А-П

П-Я

А  Б  В  Г  Д  Е  Ж  З  И  Й  К  Л  М  Н  О  П  Р  С  Т  У  Ф  Х  Ц  Ч  Ш  Щ  Э  Ю  Я  A-Z

 

Вот глухой стук моабитского топора.
Мать кормит ребенка грудью, а тысячи тысяч складывают стены, тянут колючую проволоку, возводят бараки… А в тихих кабинетах проектируются газовые камеры, автомобили-душегубки, кремационные печи…
Пришло волчье время, время фашизма.

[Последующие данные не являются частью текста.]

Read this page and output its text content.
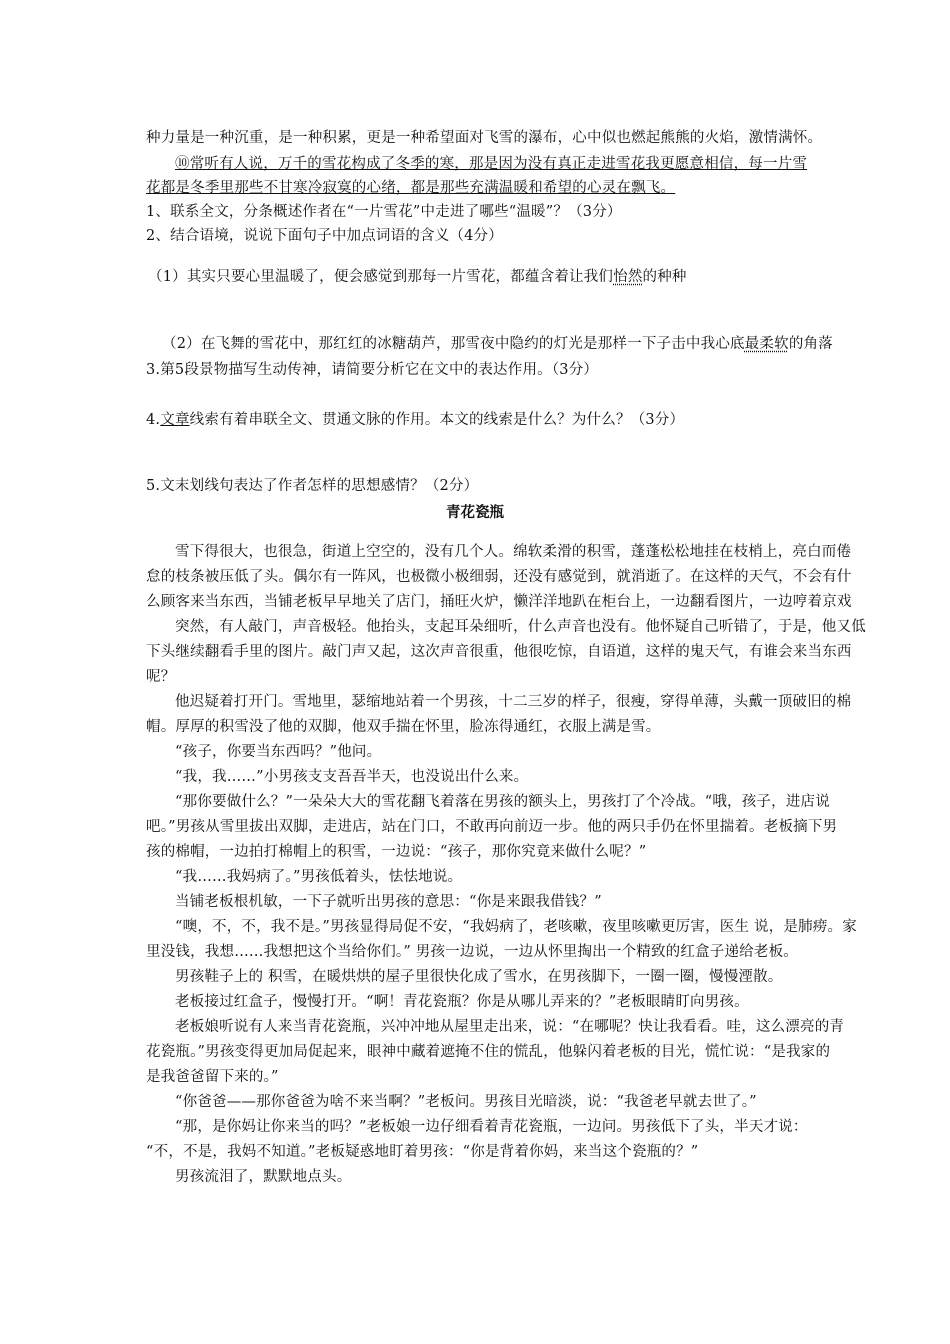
种力量是一种沉重，是一种积累，更是一种希望面对飞雪的瀑布，心中似也燃起熊熊的火焰，激情满怀。
⑩常听有人说，万千的雪花构成了冬季的寒，那是因为没有真正走进雪花我更愿意相信，每一片雪
花都是冬季里那些不甘寒冷寂寞的心绪，都是那些充满温暖和希望的心灵在飘飞。
1、联系全文，分条概述作者在“一片雪花”中走进了哪些“温暖”？（3分）
2、结合语境，说说下面句子中加点词语的含义（4分）
（1）其实只要心里温暖了，便会感觉到那每一片雪花，都蕴含着让我们怡然的种种
（2）在飞舞的雪花中，那红红的冰糖葫芦，那雪夜中隐约的灯光是那样一下子击中我心底最柔软的角落
3.第5段景物描写生动传神，请简要分析它在文中的表达作用。（3分）
4.文章线索有着串联全文、贯通文脉的作用。本文的线索是什么？为什么？（3分）
5.文末划线句表达了作者怎样的思想感情？（2分）
青花瓷瓶
雪下得很大，也很急，街道上空空的，没有几个人。绵软柔滑的积雪，蓬蓬松松地挂在枝梢上，亮白而倦
怠的枝条被压低了头。偶尔有一阵风，也极微小极细弱，还没有感觉到，就消逝了。在这样的天气，不会有什
么顾客来当东西，当铺老板早早地关了店门，捅旺火炉，懒洋洋地趴在柜台上，一边翻看图片，一边哼着京戏
突然，有人敲门，声音极轻。他抬头，支起耳朵细听，什么声音也没有。他怀疑自己听错了，于是，他又低
下头继续翻看手里的图片。敲门声又起，这次声音很重，他很吃惊，自语道，这样的鬼天气，有谁会来当东西
呢？
他迟疑着打开门。雪地里，瑟缩地站着一个男孩，十二三岁的样子，很瘦，穿得单薄，头戴一顶破旧的棉
帽。厚厚的积雪没了他的双脚，他双手揣在怀里，脸冻得通红，衣服上满是雪。
“孩子，你要当东西吗？”他问。
“我，我……”小男孩支支吾吾半天，也没说出什么来。
“那你要做什么？”一朵朵大大的雪花翻飞着落在男孩的额头上，男孩打了个冷战。“哦，孩子，进店说
吧。”男孩从雪里拔出双脚，走进店，站在门口，不敢再向前迈一步。他的两只手仍在怀里揣着。老板摘下男
孩的棉帽，一边拍打棉帽上的积雪，一边说：“孩子，那你究竟来做什么呢？”
“我……我妈病了。”男孩低着头，怯怯地说。
当铺老板根机敏，一下子就听出男孩的意思：“你是来跟我借钱？”
“噢，不，不，我不是。”男孩显得局促不安，“我妈病了，老咳嗽，夜里咳嗽更厉害，医生 说，是肺痨。家
里没钱，我想……我想把这个当给你们。” 男孩一边说，一边从怀里掏出一个精致的红盒子递给老板。
男孩鞋子上的 积雪，在暖烘烘的屋子里很快化成了雪水，在男孩脚下，一圈一圈，慢慢湮散。
老板接过红盒子，慢慢打开。“啊！青花瓷瓶？你是从哪儿弄来的？”老板眼睛盯向男孩。
老板娘听说有人来当青花瓷瓶，兴冲冲地从屋里走出来，说：“在哪呢？快让我看看。哇，这么漂亮的青
花瓷瓶。”男孩变得更加局促起来，眼神中藏着遮掩不住的慌乱，他躲闪着老板的目光，慌忙说：“是我家的
是我爸爸留下来的。”
“你爸爸——那你爸爸为啥不来当啊？”老板问。男孩目光暗淡，说：“我爸老早就去世了。”
“那，是你妈让你来当的吗？”老板娘一边仔细看着青花瓷瓶，一边问。男孩低下了头，半天才说：
“不，不是，我妈不知道。”老板疑惑地盯着男孩：“你是背着你妈，来当这个瓷瓶的？”
男孩流泪了，默默地点头。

В это время люди живут волчьей жизнью, волки живут жизнью людей.
В это время молодая мать родила и растила своего ребенка. И живописец Адольф Гитлер стоял перед ней в здании Дрезденской галереи — он решал ее судьбу. Но владыка Европы не мог встретить ее глаз, он не мог встретить взор ее сына — ведь они были людьми.

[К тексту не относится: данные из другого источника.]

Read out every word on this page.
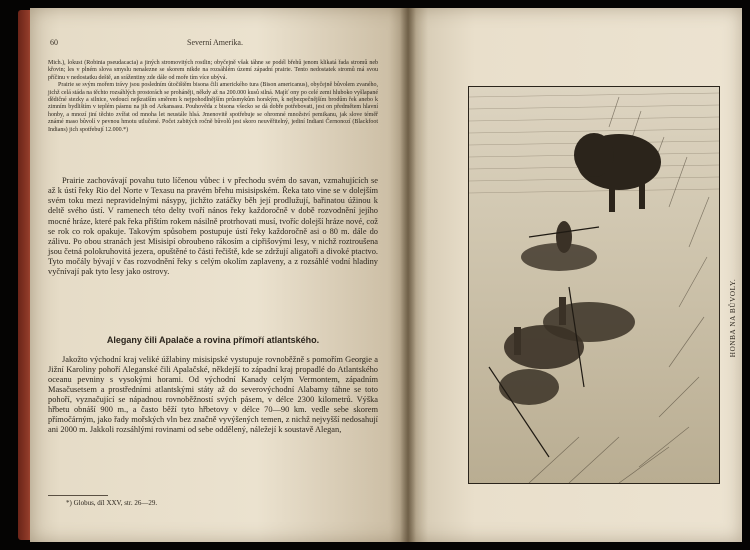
60	Severní Amerika.

Mich.), lokust (Robinia pseudacacia) a jiných stromovitých rostlin; obyčejně však táhne se podél břehů jenom klikatá řada stromů neb křovin; les v plném slova smyslu nenalezne se skorem nikde na rozsáhlém území západní prairie. Tento nedostatek stromů má svou příčinu v nedostatku deště, an srážentiny zde dále od moře tím více ubývá.

Prairie se svým mořem trávy jsou posledním útočištěm bisona čili amerického tura (Bison americanus), obyčejně bůvolem zvaného, jichž celá stáda na těchto rozsáhlých prostorách se proháněji, někdy až na 200.000 kusů silná. Majíť ony po celé zemi hluboko vyšlapané dědičné stezky a silnice, vedoucí nejkratším směrem k nejpohodlnějším průsmykům horským, k nejbezpečnějším brodům řek anebo k zimním bydlištím v teplém pásmu na jih od Arkansasu. Pouhověda z bisona všecko se dá dobře potřebovati, jest on předmětem hlavní honby, a mnozí jiní těchto zvířat od mnoha let neustále hlsá. Jmenovitě spotřebuje se ohromné množství pemikanu, jak slove téměř známé maso bůvolí v pevnou hmotu utlučené. Počet zabitých ročně bůvolů jest skoro neuvěřitelný, jediní Indiani Černonozí (Blackfoot Indians) jich spotřebují 12.000.*)

Prairie zachovávají povahu tuto líčenou vůbec i v přechodu svém do savan, vzmahujících se až k ústí řeky Rio del Norte v Texasu na pravém břehu misisipském. Řeka tato vine se v dolejším svém toku mezi nepravidelnými násypy, jichžto zatáčky běh její prodlužují, bařinatou úžinou k deltě svého ústí. V ramenech této delty tvoří nános řeky každoročně v době rozvodnění jejího mocné hráze, které pak řeka přištím rokem násilně protrhovati musí, tvoříc dolejší hráze nové, což se rok co rok opakuje. Takovým spůsobem postupuje ústí řeky každoročně asi o 80 m. dále do zálivu. Po obou stranách jest Misisipí obroubeno rákosím a cipřišovými lesy, v nichž roztroušena jsou četná polokruhovitá jezera, opuštěné to části řečiště, kde se zdržují aligatoři a divoké ptactvo. Tyto močály bývají v čas rozvodnění řeky s celým okolím zaplaveny, a z rozsáhlé vodní hladiny vyčnívají pak tyto lesy jako ostrovy.

Alegany čili Apalače a rovina přímoří atlantského.

Jakožto východní kraj veliké úžlabiny misisipské vystupuje rovnoběžně s pomořím Georgie a Jižní Karoliny pohoří Aleganské čili Apalačské, někdejší to západní kraj propadlé do Atlantského oceanu pevniny s vysokými horami. Od východní Kanady celým Vermontem, západním Masačusetsem a prostředními atlantskými státy až do severovýchodní Alabamy táhne se toto pohoří, vyznačující se nápadnou rovnoběžností svých pásem, v délce 2300 kilometrů. Výška hřbetu obnáší 900 m., a často běží tyto hřbetovy v délce 70—90 km. vedle sebe skorem přímočárným, jako řady mořských vln bez značně vyvýšených temen, z nichž nejvyšší nedosahují ani 2000 m. Jakkoli rozsáhlými rovinami od sebe oddělený, náležejí k soustavě Alegan,

*) Globus, díl XXV, str. 26—29.
HONBA NA BŮVOLY.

Их человеческая сила восторжествовала над его насилием — Мадонна пошла своими легкими босыми ножками в газовню, понесла сына по колеблющейся треблинской земле.

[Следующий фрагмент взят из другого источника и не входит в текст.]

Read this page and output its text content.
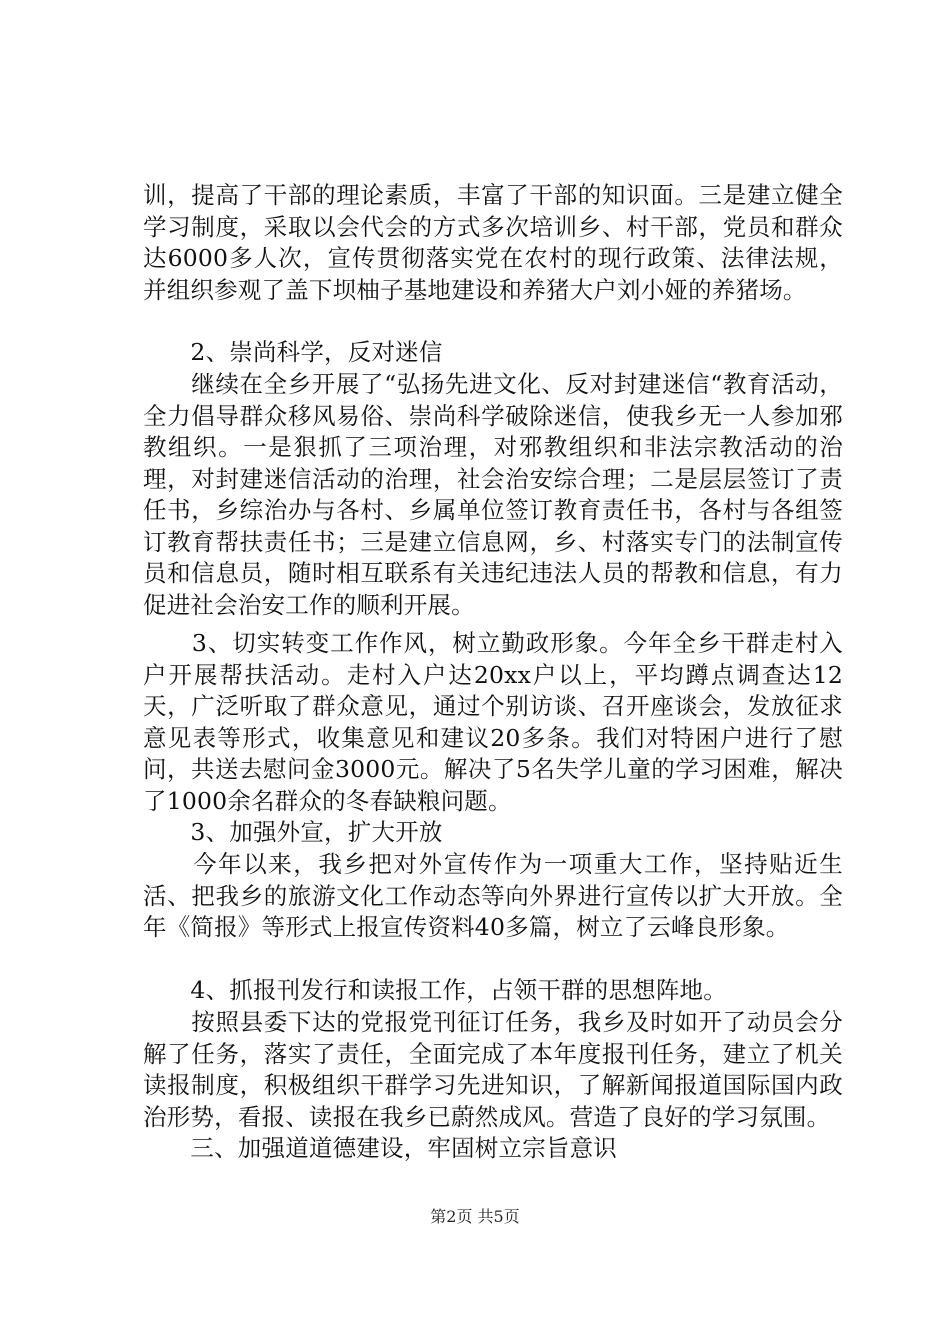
训，提高了干部的理论素质，丰富了干部的知识面。三是建立健全学习制度，采取以会代会的方式多次培训乡、村干部，党员和群众达6000多人次，宣传贯彻落实党在农村的现行政策、法律法规，并组织参观了盖下坝柚子基地建设和养猪大户刘小娅的养猪场。

　　2、崇尚科学，反对迷信

　　继续在全乡开展了“弘扬先进文化、反对封建迷信“教育活动，全力倡导群众移风易俗、崇尚科学破除迷信，使我乡无一人参加邪教组织。一是狠抓了三项治理，对邪教组织和非法宗教活动的治理，对封建迷信活动的治理，社会治安综合理；二是层层签订了责任书，乡综治办与各村、乡属单位签订教育责任书，各村与各组签订教育帮扶责任书；三是建立信息网，乡、村落实专门的法制宣传员和信息员，随时相互联系有关违纪违法人员的帮教和信息，有力促进社会治安工作的顺利开展。

　　3、切实转变工作作风，树立勤政形象。今年全乡干群走村入户开展帮扶活动。走村入户达20xx户以上，平均蹲点调查达12天，广泛听取了群众意见，通过个别访谈、召开座谈会，发放征求意见表等形式，收集意见和建议20多条。我们对特困户进行了慰问，共送去慰问金3000元。解决了5名失学儿童的学习困难，解决了1000余名群众的冬春缺粮问题。

　　3、加强外宣，扩大开放

　　今年以来，我乡把对外宣传作为一项重大工作，坚持贴近生活、把我乡的旅游文化工作动态等向外界进行宣传以扩大开放。全年《简报》等形式上报宣传资料40多篇，树立了云峰良形象。

　　4、抓报刊发行和读报工作，占领干群的思想阵地。

　　按照县委下达的党报党刊征订任务，我乡及时如开了动员会分解了任务，落实了责任，全面完成了本年度报刊任务，建立了机关读报制度，积极组织干群学习先进知识，了解新闻报道国际国内政治形势，看报、读报在我乡已蔚然成风。营造了良好的学习氛围。

　　三、加强道道德建设，牢固树立宗旨意识

第2页 共5页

Германский фашизм был сокрушен, — война унесла десятки миллионов людей, огромные города были превращены в развалины.
Весной 1945 года Мадонна увидела северное небо. Она пришла к нам не гостьей, не путешествующей иностранкой, а с солдатами и шоферами по разбитым дорогам войны, она часть нашей жизни, наша современница.
Ей все знакомо — и наш снег, и холодная осенняя грязь, и мятый солдатский котелок с мутной баландой, и вялая луковка с черной хлебной коркой.
Вместе с нами шла она, ехала полтора месяца в скрипящем эшелоне, выбирала вшей из мягких немытых волос своего сына.
Она современница поры всеобщей коллективизации.
Вот идет она, босая, с своим маленьким сыном, на погрузку в эшелон. Какой далекий путь перед ней, из Обояни, из-под Курска, из воронежских черноземных земель — в тайгу, в зауральские лесные болота, в песок Казахстана.
А где отец твой — в какой авиационной воронке, на какой командировке на таежных лесозаготовках, в каком дизентерийном бараке погиб он?
Ваничка, Ваня, почему так печально лицо твое? Судьба закрестила за тобой и твоей матерью окна родной опустевшей избы. Какой далекий путь перед вами? Дойдете ли вы? Или, измученные, погибнете где-нибудь в дороге, на станции узкоколейки, в лесу, на болотистом берегу зауральской речушки?
Да, ведь это она. Я видел ее в тридцатом году на станции Конотоп, она подошла к вагону скорого поезда, смуглая от страданий, и подняла свои дивные глаза, сказала без голоса, одними губами: «Хлеба…»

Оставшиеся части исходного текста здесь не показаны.